Tagesjournal: 24.08.10, erste Woche

Risse in der Stadt, doch was sollen wir nun als Haupthema für unsere Reportage nehmen? 
Dies war wohl die wichtigste Frage die wir uns stellen mussten. Wir sollten darauf achten, dass es zeitlich in die sieben Wochen passte, es sich in Zürich befand und keine Gefahr für uns darstellte. 
Unser erster Kandidat war das Rotlichtmilieu, doch wurde es uns wegen der Gefahr schon gleich zu Anfang an verboten. Als nächstes kam uns die Idee eine psychiatrische Anstalt zu besuchen und im Falle von Zürich wäre dies wohl das Burghölzli. Nun, hier gab man uns den Rat dieses Thema nicht zu nehmen, da wir mit an Sicherheit grenzender Wahrscheinlichkeit nicht viel herausbekommen würden.
Sekten, dies wäre ein unheimlich spannendes Thema, doch die Betonung  liegt auf "unheimlich" und weil wir von keinen Scientologen verfolgt werden wollten, entschieden wir uns gegen das Thema Sekten.

Chiara kam schlussendlich auf die geniale Idee, eine Reportage über einen, wenn möglich ungelösten, Kriminalfall in Zürich zu machen, also gingen wir frohen Mutes mit dem Tram zur Polizeistelle Zürich.
Dort fragten wir die zwei Polizisten, ob sie uns Kriminalakten freigeben konnten worauf gleich die Gegenfrage ,,Iri eigeni?" kam. Vielleicht sehen wir aus wie Verbrecher.
Somit wäre auch dieses Thema an der Privatsphäre gescheitert. 

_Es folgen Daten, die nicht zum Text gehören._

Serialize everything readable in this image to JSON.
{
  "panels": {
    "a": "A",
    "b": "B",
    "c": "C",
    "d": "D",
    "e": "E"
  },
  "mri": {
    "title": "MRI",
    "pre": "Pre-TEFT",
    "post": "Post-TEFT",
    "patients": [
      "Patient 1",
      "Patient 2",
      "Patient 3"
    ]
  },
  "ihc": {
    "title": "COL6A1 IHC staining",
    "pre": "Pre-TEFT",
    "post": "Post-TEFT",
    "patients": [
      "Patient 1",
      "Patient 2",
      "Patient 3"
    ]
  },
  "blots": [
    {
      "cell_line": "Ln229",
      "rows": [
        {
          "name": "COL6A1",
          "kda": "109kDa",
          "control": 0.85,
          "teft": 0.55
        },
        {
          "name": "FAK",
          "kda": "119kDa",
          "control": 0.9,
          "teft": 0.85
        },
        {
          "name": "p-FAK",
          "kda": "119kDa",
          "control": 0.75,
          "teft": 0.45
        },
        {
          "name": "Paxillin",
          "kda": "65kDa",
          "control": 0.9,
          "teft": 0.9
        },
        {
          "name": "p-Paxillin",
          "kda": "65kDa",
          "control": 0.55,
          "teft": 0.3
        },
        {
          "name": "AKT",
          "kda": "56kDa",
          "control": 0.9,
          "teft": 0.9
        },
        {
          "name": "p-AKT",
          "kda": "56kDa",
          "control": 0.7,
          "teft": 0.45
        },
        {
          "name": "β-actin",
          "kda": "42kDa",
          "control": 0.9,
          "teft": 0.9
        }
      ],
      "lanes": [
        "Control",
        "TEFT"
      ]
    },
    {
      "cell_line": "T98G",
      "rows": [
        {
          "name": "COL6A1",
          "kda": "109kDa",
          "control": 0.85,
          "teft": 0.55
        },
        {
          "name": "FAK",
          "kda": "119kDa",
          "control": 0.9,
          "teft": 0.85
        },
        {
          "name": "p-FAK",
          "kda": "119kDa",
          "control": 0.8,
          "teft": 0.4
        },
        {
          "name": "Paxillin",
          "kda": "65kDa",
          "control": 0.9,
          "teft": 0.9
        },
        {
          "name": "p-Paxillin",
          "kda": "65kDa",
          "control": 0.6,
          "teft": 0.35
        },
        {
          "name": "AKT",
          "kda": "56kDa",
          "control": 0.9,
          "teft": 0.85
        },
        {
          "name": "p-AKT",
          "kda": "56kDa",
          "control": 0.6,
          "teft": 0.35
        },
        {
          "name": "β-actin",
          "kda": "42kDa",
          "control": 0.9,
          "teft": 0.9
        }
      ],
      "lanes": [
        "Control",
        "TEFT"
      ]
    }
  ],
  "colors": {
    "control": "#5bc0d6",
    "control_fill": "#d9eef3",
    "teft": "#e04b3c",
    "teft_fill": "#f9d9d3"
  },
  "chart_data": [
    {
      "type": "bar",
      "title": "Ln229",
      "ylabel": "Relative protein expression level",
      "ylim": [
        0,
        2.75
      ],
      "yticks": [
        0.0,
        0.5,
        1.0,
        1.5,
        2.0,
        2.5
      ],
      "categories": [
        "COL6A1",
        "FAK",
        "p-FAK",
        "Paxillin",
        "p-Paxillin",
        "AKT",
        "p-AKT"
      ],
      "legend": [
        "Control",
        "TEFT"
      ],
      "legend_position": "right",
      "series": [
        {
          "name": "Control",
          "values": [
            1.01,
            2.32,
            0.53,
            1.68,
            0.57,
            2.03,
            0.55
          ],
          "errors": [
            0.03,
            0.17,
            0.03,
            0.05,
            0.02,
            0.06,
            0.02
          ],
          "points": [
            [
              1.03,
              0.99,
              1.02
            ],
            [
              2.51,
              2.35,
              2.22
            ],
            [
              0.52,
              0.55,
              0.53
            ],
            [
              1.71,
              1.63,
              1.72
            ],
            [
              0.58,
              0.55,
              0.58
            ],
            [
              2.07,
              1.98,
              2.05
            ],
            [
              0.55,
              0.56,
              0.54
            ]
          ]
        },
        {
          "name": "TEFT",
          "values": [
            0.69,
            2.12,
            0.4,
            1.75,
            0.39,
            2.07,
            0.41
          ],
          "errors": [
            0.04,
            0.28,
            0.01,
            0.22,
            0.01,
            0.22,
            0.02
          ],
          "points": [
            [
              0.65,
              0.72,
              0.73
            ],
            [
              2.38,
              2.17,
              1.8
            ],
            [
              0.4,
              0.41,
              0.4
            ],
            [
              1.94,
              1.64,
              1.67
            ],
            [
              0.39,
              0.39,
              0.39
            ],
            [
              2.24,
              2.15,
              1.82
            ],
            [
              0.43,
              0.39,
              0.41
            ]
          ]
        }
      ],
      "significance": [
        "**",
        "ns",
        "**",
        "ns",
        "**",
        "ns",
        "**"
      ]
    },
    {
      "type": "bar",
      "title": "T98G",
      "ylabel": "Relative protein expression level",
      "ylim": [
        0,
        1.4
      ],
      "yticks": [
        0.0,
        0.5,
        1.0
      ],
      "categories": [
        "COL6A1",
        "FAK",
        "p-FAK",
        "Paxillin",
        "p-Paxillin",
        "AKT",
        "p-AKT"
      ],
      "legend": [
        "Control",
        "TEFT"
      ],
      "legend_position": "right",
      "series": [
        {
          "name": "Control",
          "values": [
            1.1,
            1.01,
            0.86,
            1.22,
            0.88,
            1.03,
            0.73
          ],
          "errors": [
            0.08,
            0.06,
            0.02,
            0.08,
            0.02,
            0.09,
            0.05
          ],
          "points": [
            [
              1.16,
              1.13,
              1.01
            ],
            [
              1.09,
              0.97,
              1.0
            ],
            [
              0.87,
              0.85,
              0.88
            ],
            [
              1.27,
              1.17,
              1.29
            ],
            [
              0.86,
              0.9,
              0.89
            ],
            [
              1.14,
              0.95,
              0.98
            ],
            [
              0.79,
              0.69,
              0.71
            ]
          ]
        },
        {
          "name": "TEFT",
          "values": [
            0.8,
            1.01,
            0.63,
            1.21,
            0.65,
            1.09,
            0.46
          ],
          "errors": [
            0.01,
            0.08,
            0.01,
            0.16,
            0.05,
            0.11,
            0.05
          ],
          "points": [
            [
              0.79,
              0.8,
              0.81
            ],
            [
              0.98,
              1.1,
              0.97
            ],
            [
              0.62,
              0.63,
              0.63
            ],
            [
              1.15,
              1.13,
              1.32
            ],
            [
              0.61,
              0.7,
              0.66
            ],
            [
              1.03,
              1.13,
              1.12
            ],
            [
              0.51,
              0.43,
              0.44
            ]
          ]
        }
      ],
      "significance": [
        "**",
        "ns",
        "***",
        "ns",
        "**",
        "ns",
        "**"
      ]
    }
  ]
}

Zu guter letzt kam uns die Idee über die Sozialwerke Pfarrer Sieber eine Reportage zu machen. Wobei selbst dieses Thema seine Tücken hatte und auch nach fünf Anrufen zu verschiedenen Tageszeiten immer noch der Anrufbeantworter am Telefon war. Deswegen werden wir am Dienstag persönlich bei den Sozialwerken Pfarrer Sieber vorbeigehen und um Freiwilligenarbeit und Interviews bitten.